Let $x_n$ and $y_n$ be the proportions of $AA$ and $Aa$ red roses present at the end of day $n$ . Then $x_0 = 0$ and $y_0 = 1$ , and the proportions of $AA$ , $Aa$ and $aa$ roses the next day (before culling) are $\begin{aligned} \hat{x}_{n+1} & = \; x_n \times x_n \times 1 + x_n \times y_n \times \tfrac12 + y_n \times x_n \times \tfrac12 + y_n \times y_n \times \tfrac14 \; = \; (x_n + \tfrac12y_n)^2 \; = \; (1 - \tfrac12y_n)^2 \\ \hat{y}_{n+1} & = \; x_n \times x_n \times 0 + x_n \times y_n \times \tfrac12 + y_n \times x_n \times \tfrac12 + y_n \times y_n \times \tfrac12 \; =\; x_ny_n + \tfrac12y_n^2 \; = \; \tfrac12y_n(2 - y_n) \\ \hat{z}_{n+1} & = \; y_n \times y_n \times \tfrac14 \; = \; \tfrac14y_n^2 \end{aligned}$ so that, after culling the $aa$ white roses, we have proportions $\begin{aligned} x_{n+1} & = \; \frac{(1 - \frac12y_n)^2}{1 - \frac14y_n^2} \; =\; \frac{2 - y_n}{2 + y_n} \\ y_{n+1} & = \; \frac{\frac12y_n(2 - y_n)}{1 - \frac14y_n^2} \; = \; \frac{2y_n}{2 + y_n} \end{aligned}$ and the Red Queen's dream will come true on Day $n$ when first $\hat{z}_{n+1} = \tfrac14y_n^2 < 10^{-6}$ , and hence when $y_n < \tfrac{1}{500}$ .

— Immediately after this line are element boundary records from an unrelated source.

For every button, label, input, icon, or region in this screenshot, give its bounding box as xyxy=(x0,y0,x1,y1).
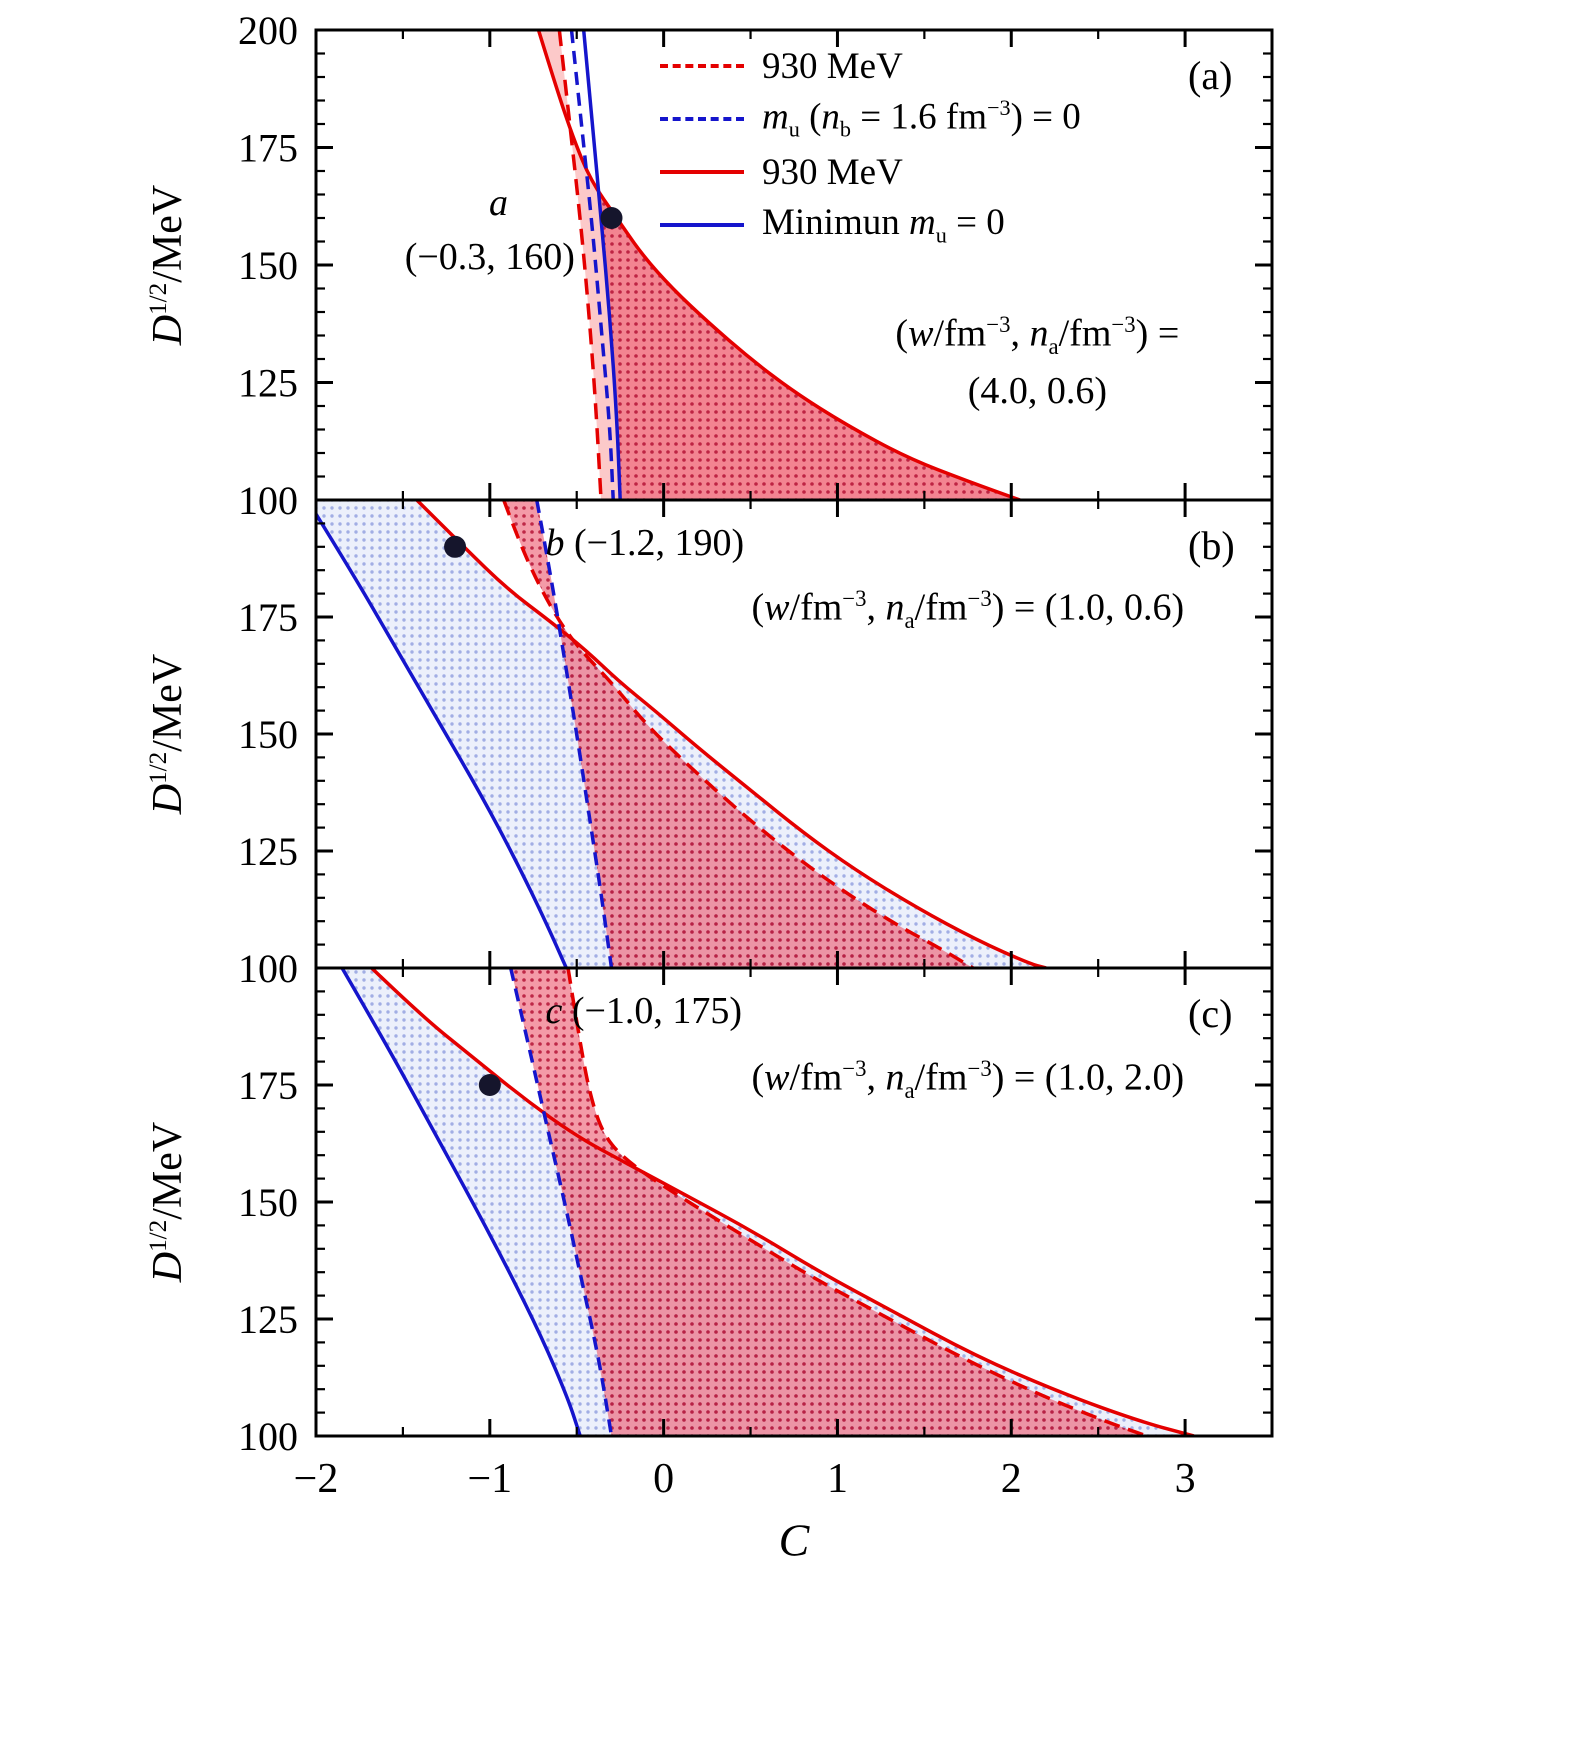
curve-a-blue_dashed xyxy=(569,30,615,500)
legend-entry-0: 930 MeV xyxy=(660,44,1081,88)
marker-point-b xyxy=(444,535,467,558)
marker-point-a xyxy=(600,207,623,229)
curve-a-red_solid xyxy=(536,30,1021,500)
y-tick-label: 125 xyxy=(238,829,298,874)
legend-entry-2: 930 MeV xyxy=(660,150,1081,194)
legend-entry-3: Minimun mu = 0 xyxy=(660,202,1081,248)
annotation-a: (w/fm−3, na/fm−3) = xyxy=(895,311,1180,359)
panel-label-b: (b) xyxy=(1188,523,1235,568)
legend-label: mu (nb = 1.6 fm−3) = 0 xyxy=(762,95,1081,142)
annotation-b: b (−1.2, 190) xyxy=(545,522,745,565)
y-axis-label-a: D1/2/MeV xyxy=(145,184,191,346)
curve-b-red_solid xyxy=(415,500,1047,968)
region-c-blue_dots xyxy=(342,968,1194,1436)
annotation-c: c (−1.0, 175) xyxy=(545,990,743,1033)
legend-line-sample xyxy=(660,170,744,174)
legend-label: Minimun mu = 0 xyxy=(762,202,1005,248)
x-axis-label: C xyxy=(778,1514,810,1566)
x-tick-label: 1 xyxy=(827,1456,848,1502)
curve-c-red_dashed xyxy=(566,968,1148,1436)
x-tick-label: −2 xyxy=(294,1456,339,1502)
y-axis-label-b: D1/2/MeV xyxy=(145,653,191,815)
y-axis-label-c: D1/2/MeV xyxy=(145,1121,191,1283)
marker-point-c xyxy=(478,1074,501,1096)
legend-label: 930 MeV xyxy=(762,45,903,87)
legend-entry-1: mu (nb = 1.6 fm−3) = 0 xyxy=(660,95,1081,142)
curve-c-blue_solid xyxy=(340,968,582,1436)
legend-line-sample xyxy=(660,117,744,121)
x-tick-label: 0 xyxy=(653,1456,674,1502)
y-tick-label: 100 xyxy=(238,946,298,991)
annotation-b: (w/fm−3, na/fm−3) = (1.0, 0.6) xyxy=(751,585,1185,633)
y-tick-label: 100 xyxy=(238,1414,298,1459)
legend: 930 MeV mu (nb = 1.6 fm−3) = 0 930 MeV Mini… xyxy=(660,44,1081,248)
panel-label-c: (c) xyxy=(1188,991,1233,1036)
panel-c: 100 125 150 175 −2 −1 0 1 2 3 xyxy=(238,966,1274,1502)
curve-a-red_dashed xyxy=(557,30,603,500)
y-tick-label: 100 xyxy=(238,478,298,523)
y-tick-label: 175 xyxy=(238,1063,298,1108)
curve-a-blue_solid xyxy=(581,30,622,500)
curve-b-blue_solid xyxy=(316,510,568,968)
y-tick-label: 150 xyxy=(238,243,298,288)
panel-b: 100 125 150 175 xyxy=(238,498,1274,991)
legend-line-sample xyxy=(660,223,744,227)
y-tick-label: 200 xyxy=(238,8,298,53)
panel-a: 100 125 150 175 200 xyxy=(238,8,1274,523)
region-a-pink_dark xyxy=(538,30,1020,500)
annotation-a: (−0.3, 160) xyxy=(404,236,575,279)
annotation-c: (w/fm−3, na/fm−3) = (1.0, 2.0) xyxy=(751,1056,1185,1104)
y-tick-label: 175 xyxy=(238,126,298,171)
curve-b-red_dashed xyxy=(502,500,974,968)
annotation-a: (4.0, 0.6) xyxy=(967,370,1107,413)
y-tick-label: 150 xyxy=(238,712,298,757)
x-tick-label: 2 xyxy=(1001,1456,1022,1502)
region-c-pink_dark xyxy=(510,968,1147,1436)
panel-label-a: (a) xyxy=(1188,53,1233,98)
y-tick-label: 150 xyxy=(238,1180,298,1225)
legend-line-sample xyxy=(660,64,744,68)
region-b-pink_dark xyxy=(503,500,974,968)
x-tick-label: 3 xyxy=(1175,1456,1196,1502)
legend-label: 930 MeV xyxy=(762,151,903,193)
y-tick-label: 125 xyxy=(238,1297,298,1342)
curve-b-blue_dashed xyxy=(535,500,614,968)
annotation-a: a xyxy=(489,182,508,225)
x-tick-label: −1 xyxy=(467,1456,512,1502)
y-tick-label: 125 xyxy=(238,361,298,406)
curve-c-blue_dashed xyxy=(508,968,614,1436)
y-tick-label: 175 xyxy=(238,595,298,640)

Since $y_{n+1}^{-1} = y_n^{-1} + \tfrac12$ , we deduce that $y_n^{-1} = 1 + \tfrac12n$ , so that $y_n = \frac{2}{n+2}$ for all $n \ge 0$ . Thus the Red Queen's dream will come true on Day $n$ , when first $\frac{2}{n+2} < \frac{1}{500}$ , and hence when first $n > 998$ , and so the Red Queen's dream comes true on day $\boxed{999}$ .